O crescimento de famílias com animais de estimação despontou o mercado pet e trouxe a questão dos animais para diversas discussões no âmbito jurídico, como a guarda compartilhada de animais, por exemplo, e a permanência destes em condomínios edilícios, este último tema a ser tratado no presente artigo.

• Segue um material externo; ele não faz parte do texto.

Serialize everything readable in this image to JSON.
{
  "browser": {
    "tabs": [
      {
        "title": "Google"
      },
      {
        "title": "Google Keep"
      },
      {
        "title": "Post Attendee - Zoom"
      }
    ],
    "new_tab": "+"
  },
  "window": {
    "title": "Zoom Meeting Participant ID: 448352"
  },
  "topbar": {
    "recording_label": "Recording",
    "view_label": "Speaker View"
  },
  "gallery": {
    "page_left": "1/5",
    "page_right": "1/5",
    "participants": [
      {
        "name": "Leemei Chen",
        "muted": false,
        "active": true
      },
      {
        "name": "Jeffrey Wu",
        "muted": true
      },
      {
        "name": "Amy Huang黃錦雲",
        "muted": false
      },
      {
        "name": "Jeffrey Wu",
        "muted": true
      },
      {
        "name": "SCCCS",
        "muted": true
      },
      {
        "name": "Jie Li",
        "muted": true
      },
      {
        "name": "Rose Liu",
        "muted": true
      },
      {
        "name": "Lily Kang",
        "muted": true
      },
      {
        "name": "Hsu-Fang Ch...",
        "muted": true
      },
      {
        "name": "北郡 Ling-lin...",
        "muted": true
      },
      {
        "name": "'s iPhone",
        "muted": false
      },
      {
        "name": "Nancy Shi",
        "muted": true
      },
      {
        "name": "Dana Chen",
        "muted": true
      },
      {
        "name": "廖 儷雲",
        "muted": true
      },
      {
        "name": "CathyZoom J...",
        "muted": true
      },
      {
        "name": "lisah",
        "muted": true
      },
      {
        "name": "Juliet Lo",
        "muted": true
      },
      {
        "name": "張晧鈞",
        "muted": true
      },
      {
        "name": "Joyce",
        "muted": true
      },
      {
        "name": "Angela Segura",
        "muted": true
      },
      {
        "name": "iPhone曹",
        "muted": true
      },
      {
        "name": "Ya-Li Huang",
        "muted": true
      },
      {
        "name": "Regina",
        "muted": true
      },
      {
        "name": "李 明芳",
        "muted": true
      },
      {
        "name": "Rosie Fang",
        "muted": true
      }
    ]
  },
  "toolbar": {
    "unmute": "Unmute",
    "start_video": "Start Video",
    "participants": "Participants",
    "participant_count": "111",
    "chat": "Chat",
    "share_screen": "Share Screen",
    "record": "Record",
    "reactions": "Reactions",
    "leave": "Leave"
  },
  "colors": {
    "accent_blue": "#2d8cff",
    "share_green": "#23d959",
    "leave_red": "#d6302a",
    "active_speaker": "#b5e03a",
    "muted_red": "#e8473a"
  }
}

Incialmente convém determinar que a Convenção Condominial é um documento feito por escritura pública ou por instrumento particular, registrado no Cartório de Registro de Imóveis onde se estabelecem as matérias previstas nos artigos 1.332 a 1.334 do Código Civil (a discriminação e individualização das unidades de propriedade exclusiva, estremadas uma das outras e das partes comuns; a determinação da fração ideal atribuída a cada unidade, relativamente ao terreno e partes comuns; o fim a que as unidades se destinam; ser subscrita pelos titulares de no mínimo dois terços das frações ideais; forma de administração; as sanções a que estão sujeitos os condôminos, ou possuidores; o regimento interno, etc).

Já o Regimento Interno, parte integrante da Convenção, contém as regras de convivência interna dos condôminos, seus locatários, usuários ou aqueles que de uma forma ou de outra usam o condomínio, inclusive as restrições e proibições relativas a criação e permanência de animais domésticos.

Assim, os condôminos possuem liberdade para criar direitos e deveres adicionais, contanto que não contrariem as disposições legais do Código Civil. Neste sentido, é comum os condôminos estipularem proibições genéricas atinentes ao convívio e permanência de animais, restringindo tamanhos e/ou porte.

Aqui, entende-se que o correto seria a Convenção proibir – independente de tamanho, raça ou porte – aqueles animais que causem transtornos ao sossego, à saúde e a segurança dos demais condôminos. Pois o ponto não é o tamanho, porte ou raça e sim se ele é prejudicial de alguma forma – trazendo risco à segurança ou à saúde – para ser um argumento contundente capaz restringir a permanência naquele condomínio.

Todavia, atualmente tais restrições têm sido muito questionadas, argumentando-se que restrições previstas nas Convenções e nos Regimentos violam o próprio exercício do direito de propriedade pois impedir a permanência de animais seria limitar o gozo e fruição do bem. Neste ponto, o Código Civil (artigo 1.335, I) assegura que é direito do condômino usar, fruir e livremente dispor de suas unidades.

Os mais diversos Tribunais têm entendido que manter animais em unidades autônomas é exercício regular do direito de propriedade e que não se justifica a proibição condominial quando se trata de animais domésticos não prejudiciais (segurança e saúde), pois não devem as Convenções e Regulamentos contrariarem a tendência inata do homem de domesticar e conviver com os animais.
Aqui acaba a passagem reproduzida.